The Commerce Department, in a notice set to be published in the federal register Monday, said the recently increased steel tariffs would also apply to consumer appliances that contain steel. Those so-called derivative products will be taxed an additional 50% for the amount of steel they contain, starting on June 23.

Those products will include refrigerators, dryers, washing machines, dishwashers, freezers, ovens, garbage disposals and wire racks.

President Donald Trump’s broader tariffs have increased costs for some American manufacturers. Many parts and components are subject to Trump’s tariffs, because they have no American-made alternatives – or the alternatives are more expensive than foreign products. And American appliance makers have griped about how competitors can effectively skirt those same tariffs by shipping completed products that aren’t subject to the 50% levies.

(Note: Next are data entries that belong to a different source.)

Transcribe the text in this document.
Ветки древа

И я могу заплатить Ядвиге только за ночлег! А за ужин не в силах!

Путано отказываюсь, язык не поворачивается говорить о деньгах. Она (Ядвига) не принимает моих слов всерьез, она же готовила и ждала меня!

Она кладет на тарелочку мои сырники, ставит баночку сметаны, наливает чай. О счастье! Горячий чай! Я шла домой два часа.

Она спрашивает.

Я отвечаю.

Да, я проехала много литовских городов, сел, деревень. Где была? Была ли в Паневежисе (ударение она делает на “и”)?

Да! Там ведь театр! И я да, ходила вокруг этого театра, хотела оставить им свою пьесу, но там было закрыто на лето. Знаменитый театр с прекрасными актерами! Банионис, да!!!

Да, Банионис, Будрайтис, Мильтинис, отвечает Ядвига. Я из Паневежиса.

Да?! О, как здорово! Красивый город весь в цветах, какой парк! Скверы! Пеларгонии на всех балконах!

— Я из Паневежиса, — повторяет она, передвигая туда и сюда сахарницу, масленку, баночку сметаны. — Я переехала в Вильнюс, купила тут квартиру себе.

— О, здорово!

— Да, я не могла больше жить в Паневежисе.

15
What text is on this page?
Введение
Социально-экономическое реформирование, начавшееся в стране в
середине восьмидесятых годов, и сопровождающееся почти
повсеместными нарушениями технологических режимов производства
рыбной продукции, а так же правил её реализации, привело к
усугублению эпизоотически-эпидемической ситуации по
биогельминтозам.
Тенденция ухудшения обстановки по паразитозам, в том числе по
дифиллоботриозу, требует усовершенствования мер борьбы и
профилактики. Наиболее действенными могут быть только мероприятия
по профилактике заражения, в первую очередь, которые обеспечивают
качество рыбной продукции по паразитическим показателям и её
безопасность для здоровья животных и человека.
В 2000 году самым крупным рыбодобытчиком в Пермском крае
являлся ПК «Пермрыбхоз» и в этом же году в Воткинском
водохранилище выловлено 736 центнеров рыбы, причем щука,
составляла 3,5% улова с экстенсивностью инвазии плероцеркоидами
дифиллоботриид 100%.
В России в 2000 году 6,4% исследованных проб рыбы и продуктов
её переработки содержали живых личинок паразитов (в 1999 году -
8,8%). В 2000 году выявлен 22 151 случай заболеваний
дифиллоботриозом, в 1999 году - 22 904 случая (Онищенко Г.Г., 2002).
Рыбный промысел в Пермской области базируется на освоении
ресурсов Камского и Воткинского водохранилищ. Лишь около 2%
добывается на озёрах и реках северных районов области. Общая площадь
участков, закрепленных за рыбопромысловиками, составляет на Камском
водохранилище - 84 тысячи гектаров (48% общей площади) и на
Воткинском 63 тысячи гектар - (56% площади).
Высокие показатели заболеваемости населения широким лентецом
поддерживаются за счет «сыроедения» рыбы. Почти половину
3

That’s why the administration announced its so-called inclusion process aimed at preventing foreign competitors from getting around those tariffs. In theory, tariffs on imported appliances will make American-made dryers, ovens and other appliances more competitive compared with foreign equivalents, which are often made with relatively inexpensive parts and cheaper labor.

At a US Steel facility in Pennsylvania two weeks ago, Trump announced he would set tariffs on steel imported into the United States at 50%, double their previous rate. He said some companies were skirting the tariffs when they were set at 25%, but he doubted anyone would be able to avoid them after he doubled the rate.

Trump praised his tariffs for saving the US steel industry, claiming American steelmaking would have disappeared if he hadn’t acted to impose tariffs. He said all steel would have been foreign-made and factories would have closed.

Although tariffs may have given the moribund American steel business a much-needed boost, they could raise prices on a key ingredient for American construction and manufacturing – two industries Trump has said he wants to support. Spot prices for domestically sourced steel have increased since the announcement of the 25% tariff in March, as American producers haven’t had to worry about as much competition from foreign steel.

When Trump imposed some steel tariffs in his first term, US production expanded modestly, but it sent costs rising for cars, tools and machines and, in 2021, shrank those industries’ output by more than $3 billion, the International Trade Commission found in a 2023 analysis.

Trump in his first term placed 20% to 50% tariffs on imported washing machines, a levy that American manufacturer Whirlpool initially praised. But the company lamented Trump’s steel tariffs, bemoaning the hundreds of millions of dollars in higher costs to make its products. That ultimately hiked the price of an average washing machines by around $90 and created just 1,800 American jobs, total, according to the Federal Reserve and the University of Chicago.